To help the biomedical community build on the information provided by projects like the Cancer Genome Atlas, the University of California, Santa Cruz is developing a database called the Biomedical Evidence Graph, or BMED, that will capture and connect cancer genome analyses and interpretation results.
The five-year $3.5 million effort, which is funded by the National Cancer Institute, will also run community-wide contests similar to the Critical Assessment of Protein Structure Prediction and other experiments in order to build a pipeline composed of the most accurate algorithms for calling mutations, detecting fusion genes, and other kinds of analyses.
"The idea is to build a shared knowledgebase and create a playground where lots of researchers can interact, test their algorithms, and compare results," Joshua Stuart, an associate professor of biomolecular engineering, said in a statement.
It's also an attempt to bridge the gap between the petabytes of raw genomic information housed in centralized repositories such as UCSC's Cancer Genomic Hub — a $10 million petabyte-scale data repository that holds genomic and clinical data from several NCI-funded cancer genome research programs (BI 5/4/2012) — and higher levels of data interpretation by collecting evidence such as somatic mutations, structural variations, and pathway level information.
These repositories provide ready access to raw sequence, Stuart noted during an interview with BioInform, but the data still has to pass through several levels of analyses, such as variant calling and pathway analysis, before it can be used to make clinically useful predictions like which drugs would be most effective against particular tumors.
"This proposal is trying to sit between the outcomes and the raw sequence data" by capturing "all the information from lots of groups, all of our best work" in a single resource so that "we can all make use and leverage and bootstrap off each other," he said.

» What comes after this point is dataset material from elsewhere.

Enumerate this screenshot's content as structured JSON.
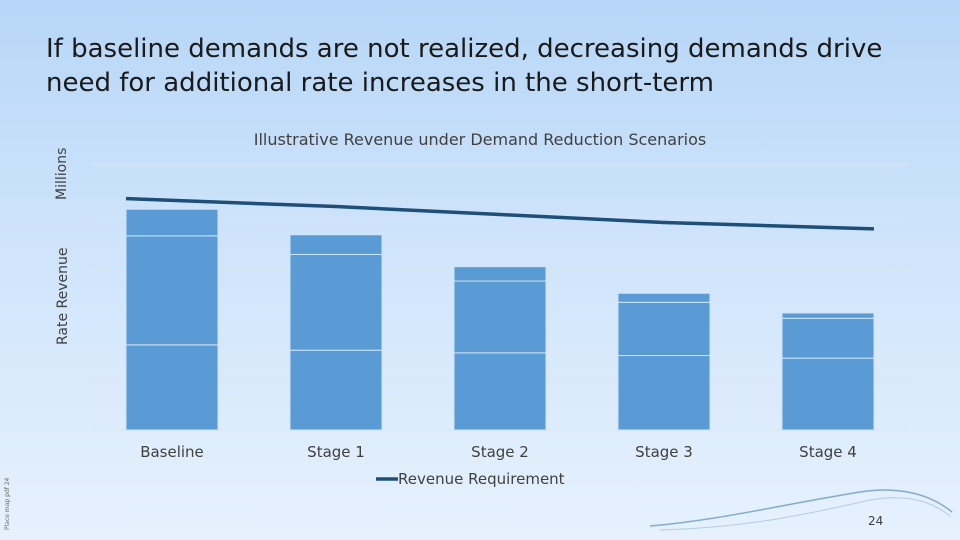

The project will also attempt to standardize tools, first for doing basic cancer genome analysis — things like mutation calling — and then work its way up to tools for predicting outcomes like drug response and patient survival. Setting standards will also ensure consistency in the data that are collected and shared through BMEG and also prevent errors from being propagated up the analysis chain.
Currently, many researchers use internally built tools and algorithms that often produce varying results. For example, Stuart said that there are more than a dozen algorithms used by different institutions to call cancer mutations, all of which give different answers. "That was a big shocker to me when the TCGA and International Cancer Genome consortiums started comparing the algorithms used by different institutions," he said. "Only in the last year have we sorted that out, and … created a unified effort to identify mutations for TCGA."
Part of the problem, he explained, was that some of the tools were adaptations of the methods used to call hereditary mutations. But tumors have "heterogeneity to them," he said. "They have different subclones and … mixture[s] of tumor and normal" cells that makes the task of calling variants much harder than "doing variant detection in germline analysis" where the samples are more homogeneous.
To find out the best algorithms, the UCSC team is partnering with Sage Bionetworks — which is also helping to organize the Dialogue for Reverse Engineering Assessment and Methods challenge (BI 4/26/2013) — to run a series of blinded competitions that will compare algorithms for things like calling mutations, detecting fusion genes, quantifying mRNA levels, and more. The plan, Stuart said, is to run the first challenge, which will focus on mutation calling, within a year.
The winning algorithms will be incorporated into existing pipeline and workflow tools such as the Broad's Firehose — the infrastructure used to coordinate the tools used to analyze TCGA data — and will be made available to BMEG's users, he said.
Initially, the researchers will focus on analyzing TCGA data but they will expand their scope to include other government-funded research projects such as the Therapeutically Applicable Research to Generate Effective Treatments, or TARGET, program in the near future. They are also looking into incorporating data from the International Cancer Genome Consortium, Stuart said.
BMEG will complement parallel efforts like MedBook, an online platform that's designed to link patients, biopsy samples, doctors, and researchers in a social network framework by providing "patient-level genome information," Stuart said. He and other colleagues developed MedBook under a separate $10 million three-year prostate cancer initiative funded by Stand Up to Cancer, the Prostate Cancer Foundation, and the American Association for Cancer Research (BI 10/12/2012).
Like MedBook, BMEG uses the database graph structure adopted by social media networks like Facebook to represent and store the information it collects. "These graph databases scale really well" and they are also better for "connecting lots of evidence together" than traditional relational databases, Stuart said.